Le drone : nouvelle unité de puissance militaire
Les guerres en Ukraine et à Gaza l’ont démontré : l’avantage technologique se mesure désormais en rapidité d’adaptation, en coût de production et en intelligence distribuée. Pendant que les bureaucraties occidentales peinent à approuver des budgets et des projets d’armement étalés sur des décennies, des pays comme la Turquie, l’Iran, la Russie et la Chine testent, adaptent et produisent des vagues de drones low-cost en quelques semaines.
Le Pentagone en est conscient : à quoi bon des chasseurs furtifs à 100 millions de dollars si des essaims de drones kamikazes à 5 000 dollars peuvent les submerger ?

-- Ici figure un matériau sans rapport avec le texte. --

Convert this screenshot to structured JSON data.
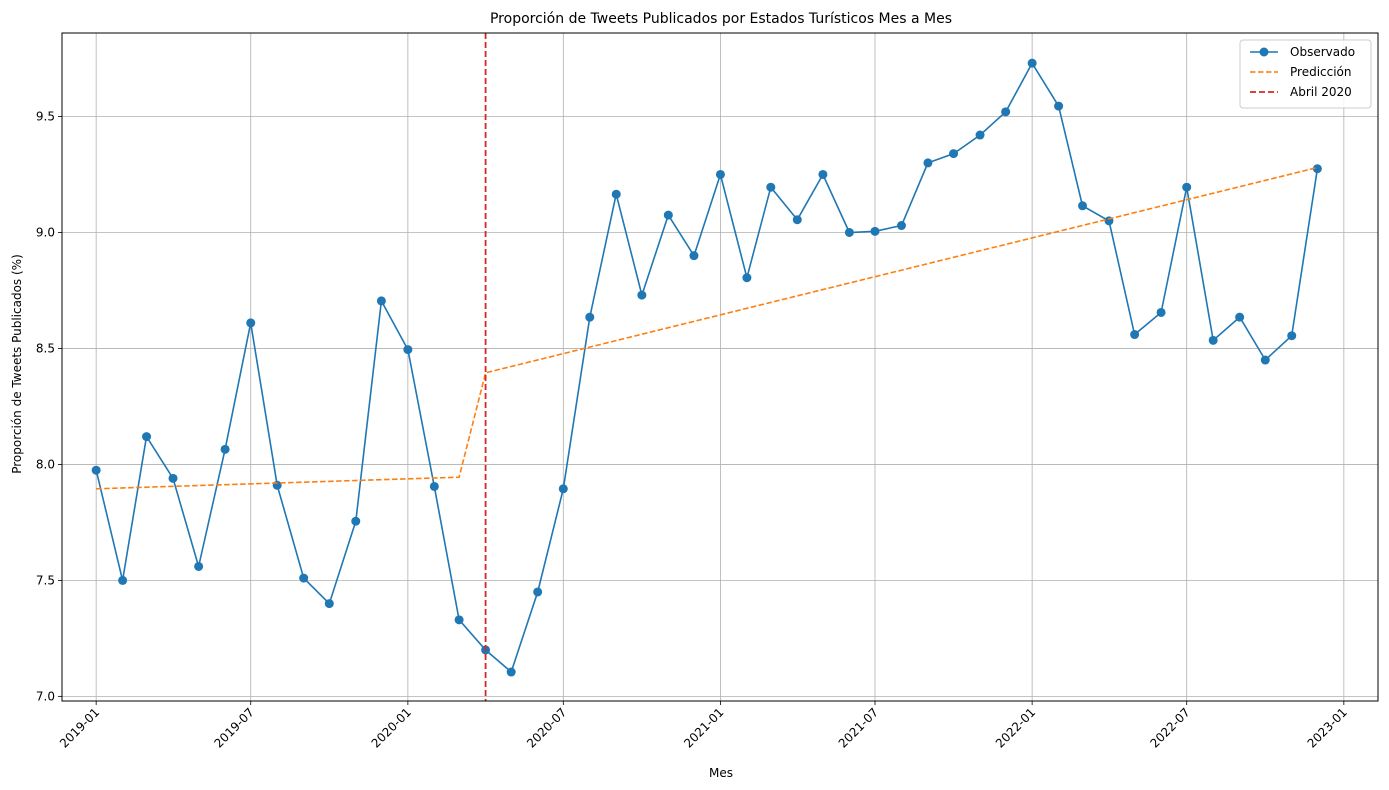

L’armée américaine commence à peine à internaliser ce bouleversement, mais son modèle reste fortement dépendant de quelques géants de la défense, rendant son adaptation plus lente face à l’agilité des start-ups.
L’industrie militaire face à une révolution technologique
L’ironie est que les plus grands bouleversements de la guerre futuriste ne viennent pas des arsenaux militaires traditionnels, mais des start-ups. Anduril, Palantir, Helsing… ces entreprises n’ont pas attendu les appels d’offres du Pentagone pour développer des IA militaires capables d’analyser un champ de bataille en temps réel, d’optimiser des frappes ou de coordonner des attaques automatisées.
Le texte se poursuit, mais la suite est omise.